While health care and social assistance, professional and business services, and leisure and hospitality gained the largest number of jobs in March, manufacturing posted a decline of 6,000 jobs with most all of them in the motor vehicle and parts sectors — a sign of slower economy abroad and trade headwinds. Retail trade and temporary help services also posted declines, possibly a reflection of weakened consumer demand seen in the retail sales report issued earlier in the week.

Wage growth rose only slightly, 0.1 percent, rounding the annual growth to 3.2 percent in March. Still, current wage growth, which notably picked up pace in 2018, is now the highest growth rate since 2009. Also, wage growth is currently strongest in low-wage industries, with the pace of nonsupervisory employees outpacing wages in professional and business services since October 2018.

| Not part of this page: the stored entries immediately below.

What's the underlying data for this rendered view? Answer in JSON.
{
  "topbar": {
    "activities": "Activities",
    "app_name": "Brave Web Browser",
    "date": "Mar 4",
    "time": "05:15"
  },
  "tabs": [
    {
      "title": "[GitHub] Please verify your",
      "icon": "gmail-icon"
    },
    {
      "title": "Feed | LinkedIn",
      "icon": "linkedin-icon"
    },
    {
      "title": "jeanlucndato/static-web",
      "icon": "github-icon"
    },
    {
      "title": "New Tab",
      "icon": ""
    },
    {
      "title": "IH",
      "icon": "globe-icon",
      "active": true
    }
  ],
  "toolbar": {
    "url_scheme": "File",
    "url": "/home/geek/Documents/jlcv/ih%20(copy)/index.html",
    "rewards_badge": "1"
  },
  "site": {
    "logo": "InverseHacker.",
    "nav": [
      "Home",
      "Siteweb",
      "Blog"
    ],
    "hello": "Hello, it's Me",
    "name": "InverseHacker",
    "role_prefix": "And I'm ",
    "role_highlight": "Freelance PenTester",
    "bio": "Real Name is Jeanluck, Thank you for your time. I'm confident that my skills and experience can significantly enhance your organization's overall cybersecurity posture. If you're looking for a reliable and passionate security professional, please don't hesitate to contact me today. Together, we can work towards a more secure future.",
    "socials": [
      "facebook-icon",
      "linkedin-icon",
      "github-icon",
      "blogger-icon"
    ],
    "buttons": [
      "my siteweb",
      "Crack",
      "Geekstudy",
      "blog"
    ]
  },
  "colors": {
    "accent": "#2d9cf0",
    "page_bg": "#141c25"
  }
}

Today’s report should be a booster to investors and those dreadfully looking for signs of recession. Another positive sign, very different from the previous two pre-recession periods, is the increasing job openings trend (see Figure

1). According to the U.S.
Bureau of Labor Statistics Job Opening Labor
Turnover Survey
released earlier this month, job openings increased again from the month before, reaching 7.58 million at the end of January. Job opening rate also increased slightly to 4.8 percent, up from 4.7 percent the month before.

Lastly, according to today’s CompTIA report, the U.S. tech sector added 16,000 new jobs in March, its strongest month for hiring so far this year. The unemployment rate for IT occupations was 1.9 percent in March. Looking ahead, employers increased the number of job postings for core IT positions by an estimated 62,433 in March over February, with software and application developers in highest demand.

Figure 1

Taken together, the series of job releases suggests continued strength in employment and an optimistic outlook among U.S. organizations, which should help alleviate fears of looming recession and the negative rhetoric loop which can be a dangerous self-fulfilling prophesy. Still, Federal Reserve is expected to remain “patient” and possibly restrain from any further rate increases in 2018.